Posted: Mon Apr 17, 2006 2:49 pm
by Jane
I'm sorry that I'm no good with my phonetic alphabet but an idiots guide is "corna" (as in the cereal product) coupled with "muse" or "musa" (as in poetic inspiration).

Posted: Mon Apr 17, 2006 3:08 pm
by Gail Horn
Hmm! So 'corn - amuse' (as in ha, ha laugh!) would seem to be a good bet, then! Thanks for the help.

Re: Bombardes - bombardment

Posted: Sat May 06, 2006 10:20 am
by black cat
deBoissey, know what you mean about the noisy bit. I try to practice the highland bagpipes at home. My fiance walks out. Have to close all doors, windows, and even then need ear plugs. The plugs soften the sound abit so you don't damage your ears. Just have to get everyone else in the house to wear them to. Or practice on a open area of land. With the wind in the right direction the sound travels for miles!
Recently took up medival small pipes (which are alot quiter)and bombarde (still having trouble with fingering). Coupled with the Bassoon (flatulating bed post), double reeds seem to have dominated my life for the last 10 years. Took Bassoon to Tewkesbury last year cos had an exam on the monday after. Sweated so much trying to practice in a tent, think I lost a stone.
In modern terms, often bombardes are played along side highland bagpipes in groups often known as Bagad.

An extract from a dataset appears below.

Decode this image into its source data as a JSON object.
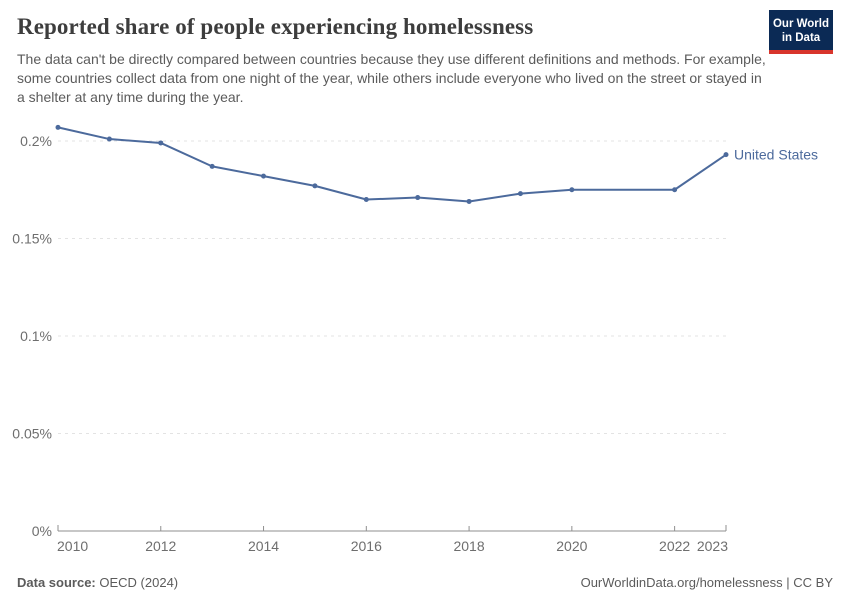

With the highland pipes it's quite easy to practice quietly with a practice chanter or electric chanter. When is someone going to develope a practice bombarde?

Tried fitting a plastic reed into my bombarde, but it just does not support the tone. Still trying to find a way. I think it's all to do with the reed. The harder the reed the harder it is to blow and often the louder and shriller the sound.
It's hard but it seems a shame to give up after all your hard work to get their in the first place!

Have thought about taking highland pipes to Bosworth this year, but don't think anyone would appreciate that.